From the data in Figure 2, we can see that at such a high offset voltage of 35,000 V, we can see only a small change in the numbers. When simulated in LTspice, these data are converted to a DC offset voltage of 35,000 V with an AC waveform superimposed on this offset voltage.

In the Fourier analysis plot, this offset voltage appears as a large spike at DC in the spectrum location, so when LTspice automatically scales the Y-axis, the associated harmonics are scaled very small.
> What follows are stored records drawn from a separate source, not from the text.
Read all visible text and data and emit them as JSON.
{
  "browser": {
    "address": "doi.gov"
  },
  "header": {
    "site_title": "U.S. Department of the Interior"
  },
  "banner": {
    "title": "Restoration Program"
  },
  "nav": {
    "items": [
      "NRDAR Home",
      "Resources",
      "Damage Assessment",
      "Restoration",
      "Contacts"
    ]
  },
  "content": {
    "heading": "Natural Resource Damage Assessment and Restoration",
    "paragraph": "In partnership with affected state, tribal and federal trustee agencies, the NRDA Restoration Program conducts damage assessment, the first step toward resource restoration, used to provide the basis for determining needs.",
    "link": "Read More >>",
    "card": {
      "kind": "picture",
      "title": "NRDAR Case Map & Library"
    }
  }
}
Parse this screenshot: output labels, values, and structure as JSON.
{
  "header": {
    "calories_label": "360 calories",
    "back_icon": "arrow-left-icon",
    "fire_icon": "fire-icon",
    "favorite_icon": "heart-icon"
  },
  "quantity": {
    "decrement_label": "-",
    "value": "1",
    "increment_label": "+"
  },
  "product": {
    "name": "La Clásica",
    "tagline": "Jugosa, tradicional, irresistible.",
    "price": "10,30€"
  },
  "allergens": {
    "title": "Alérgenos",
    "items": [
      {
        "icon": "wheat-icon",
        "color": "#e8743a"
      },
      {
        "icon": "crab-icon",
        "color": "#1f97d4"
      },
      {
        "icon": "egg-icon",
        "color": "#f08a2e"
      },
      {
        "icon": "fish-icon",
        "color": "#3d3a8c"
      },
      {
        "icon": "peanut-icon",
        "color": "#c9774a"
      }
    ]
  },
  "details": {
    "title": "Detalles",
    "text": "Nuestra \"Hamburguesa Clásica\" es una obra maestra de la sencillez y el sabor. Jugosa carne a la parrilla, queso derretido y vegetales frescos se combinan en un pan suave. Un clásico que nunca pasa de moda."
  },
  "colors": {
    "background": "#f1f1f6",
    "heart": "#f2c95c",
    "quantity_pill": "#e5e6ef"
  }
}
Right-click the X-axis and specify a frequency range above the DC voltage where the DC offset voltage is negligible—5 Hz to 1 kHz should be sufficient.

Right-click on the Y-axis and select the Linear radio button to view the harmonics, as shown in Figure 14.

Figure 14. Fourier plot with DC spur removed displayed in a linear coordinate system.

By right-clicking in the graphics area, you can add additional drawing panes to present the vibration spectrum components as X, Y, and Z graphs, as shown in Figure 15.

Figure 15. X, Y, and Z vibration graph separation.

The motor’s rotation frequency of 10 Hz can be clearly seen, as well as significant harmonics at 60 Hz, 142 Hz, and 172 Hz. While this article will not analyze which components within the motor are causing these harmonics, there is no doubt that the vibration pattern has changed due to motor wear.

ADI’s family of MEMS accelerometers can provide critical data for early detection of motor failures, but this is only half the solution. This data must be carefully studied through Fourier analysis. Unfortunately, the equipment or software that can perform Fourier analysis is usually expensive. LTspice can accurately analyze CbM data at no charge, enabling early detection and diagnosis of machine failures.